Some ‘zombies’, which by the way are called ‘joiners’ in this world, decide to interrupt the montage and our female leads battle it out, with incoherent shot compositions and quick-fire edits. Nicole learns to embrace her inner power and throw ki-blasts thanks to Rhodri’s perseverance. And with that, our leads are ready for the final confrontation with Lord Chaos.
They suit up in black leather suits as if this was ‘The Matrix’ or ‘Charlie’s Angels’ and head out for the final confrontation.
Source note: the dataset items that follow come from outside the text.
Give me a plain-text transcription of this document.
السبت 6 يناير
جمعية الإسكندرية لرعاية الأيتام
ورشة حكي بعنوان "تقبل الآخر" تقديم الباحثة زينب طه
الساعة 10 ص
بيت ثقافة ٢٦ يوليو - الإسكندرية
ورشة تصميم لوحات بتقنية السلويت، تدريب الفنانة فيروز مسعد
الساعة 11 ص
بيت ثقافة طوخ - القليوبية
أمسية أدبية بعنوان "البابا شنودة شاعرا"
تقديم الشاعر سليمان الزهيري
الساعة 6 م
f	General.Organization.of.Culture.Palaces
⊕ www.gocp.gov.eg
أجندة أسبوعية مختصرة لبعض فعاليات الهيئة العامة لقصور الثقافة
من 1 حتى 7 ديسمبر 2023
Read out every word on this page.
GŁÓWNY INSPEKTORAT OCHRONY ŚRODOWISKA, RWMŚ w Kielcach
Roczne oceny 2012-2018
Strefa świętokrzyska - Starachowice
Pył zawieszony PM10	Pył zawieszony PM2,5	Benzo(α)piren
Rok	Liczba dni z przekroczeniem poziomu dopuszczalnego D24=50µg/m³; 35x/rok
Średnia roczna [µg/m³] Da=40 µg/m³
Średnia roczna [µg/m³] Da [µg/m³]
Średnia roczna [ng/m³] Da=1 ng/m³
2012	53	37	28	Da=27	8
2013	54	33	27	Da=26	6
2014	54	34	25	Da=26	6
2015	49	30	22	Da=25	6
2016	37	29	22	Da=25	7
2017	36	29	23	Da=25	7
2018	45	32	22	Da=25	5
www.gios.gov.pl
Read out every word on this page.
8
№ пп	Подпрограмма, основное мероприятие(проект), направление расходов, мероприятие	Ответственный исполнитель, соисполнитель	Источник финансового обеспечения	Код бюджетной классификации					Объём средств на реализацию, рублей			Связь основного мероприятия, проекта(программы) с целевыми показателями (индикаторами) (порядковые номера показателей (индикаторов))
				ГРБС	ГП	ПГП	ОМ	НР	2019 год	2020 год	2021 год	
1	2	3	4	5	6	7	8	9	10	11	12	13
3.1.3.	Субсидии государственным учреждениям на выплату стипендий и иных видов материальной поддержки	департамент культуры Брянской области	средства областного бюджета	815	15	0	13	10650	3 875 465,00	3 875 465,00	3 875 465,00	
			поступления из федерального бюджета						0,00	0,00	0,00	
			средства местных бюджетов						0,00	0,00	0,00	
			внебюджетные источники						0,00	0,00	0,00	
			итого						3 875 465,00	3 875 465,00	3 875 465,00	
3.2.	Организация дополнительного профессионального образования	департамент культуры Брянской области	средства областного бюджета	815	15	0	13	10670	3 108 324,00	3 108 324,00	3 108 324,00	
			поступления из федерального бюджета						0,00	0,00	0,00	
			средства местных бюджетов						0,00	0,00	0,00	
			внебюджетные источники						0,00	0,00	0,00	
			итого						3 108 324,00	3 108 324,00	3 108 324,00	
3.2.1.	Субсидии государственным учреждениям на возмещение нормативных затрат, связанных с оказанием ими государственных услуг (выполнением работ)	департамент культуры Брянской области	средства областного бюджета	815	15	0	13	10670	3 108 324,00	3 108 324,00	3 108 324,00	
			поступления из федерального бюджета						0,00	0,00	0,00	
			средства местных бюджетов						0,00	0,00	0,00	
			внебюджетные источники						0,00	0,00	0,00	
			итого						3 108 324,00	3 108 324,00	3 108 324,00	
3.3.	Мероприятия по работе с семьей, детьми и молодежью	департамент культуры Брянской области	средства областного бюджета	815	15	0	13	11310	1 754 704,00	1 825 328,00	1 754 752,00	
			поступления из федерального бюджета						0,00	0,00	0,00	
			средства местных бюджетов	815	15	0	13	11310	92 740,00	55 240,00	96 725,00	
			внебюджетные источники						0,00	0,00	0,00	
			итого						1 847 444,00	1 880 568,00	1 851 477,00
They all run around escaping…one random ‘joiner’ out on the street to conserve energy for the final battle… or maybe because they didn’t create any choreography for that fight sequence and decided to leave it all for the finale, who knows?
They all eventually encounter the two children of Lord Chaos and end up fighting Georgia Wood and Rita Di Tuccio’s characters so our main protagonist, Nicole, can confront and stop Lord Chaos. They fight, fight fight fight, and defeat our evildoers. Nothing really seems to change in the outside world, no blue beam in the sky dissipates, no dark cloud disappears to show brand new dawn, nothing, it just stays generally the same.
I’d wish that Reign of Chaos had committed to its premise, shown us that weird bonkers post-apocalyptic setting, and shown us how this world was affected by the machinations of this Lord Chaos. I would have at least commended it for its crazy attempt. The film plays it straight, for the most part, there are no B-movie elements to this, it decidedly commits to its premise and sticks to it, but as a result, there’s not much in the way of entertainment value since there’s no intriguing fight sequences, weird CGI or cool aesthetics to accompany this idea.
I like the film’s short run time (77 minutes), as a result, nothing is wasted plot-wise, and everything moves at a very steady pace. When it goes a little off the rails, it’s a tad enjoyable. The three female protagonists, Rebecca Finch, Georgia Wood, and Rita Di Tuccio, do a fine job given the characters they’re portraying and the story given to work with. I wish they’d do more action sequences, but I suppose it’s fine for what it was. Cowboy Raiden was also cool. But for everything else, Reign of Chaos misses the mark for me. Who knows, give it a shot, maybe it’ll be your cup of tea, but I wasn’t truly succumbed to chaos.
Reign of Chaos is now available on digital and VOD.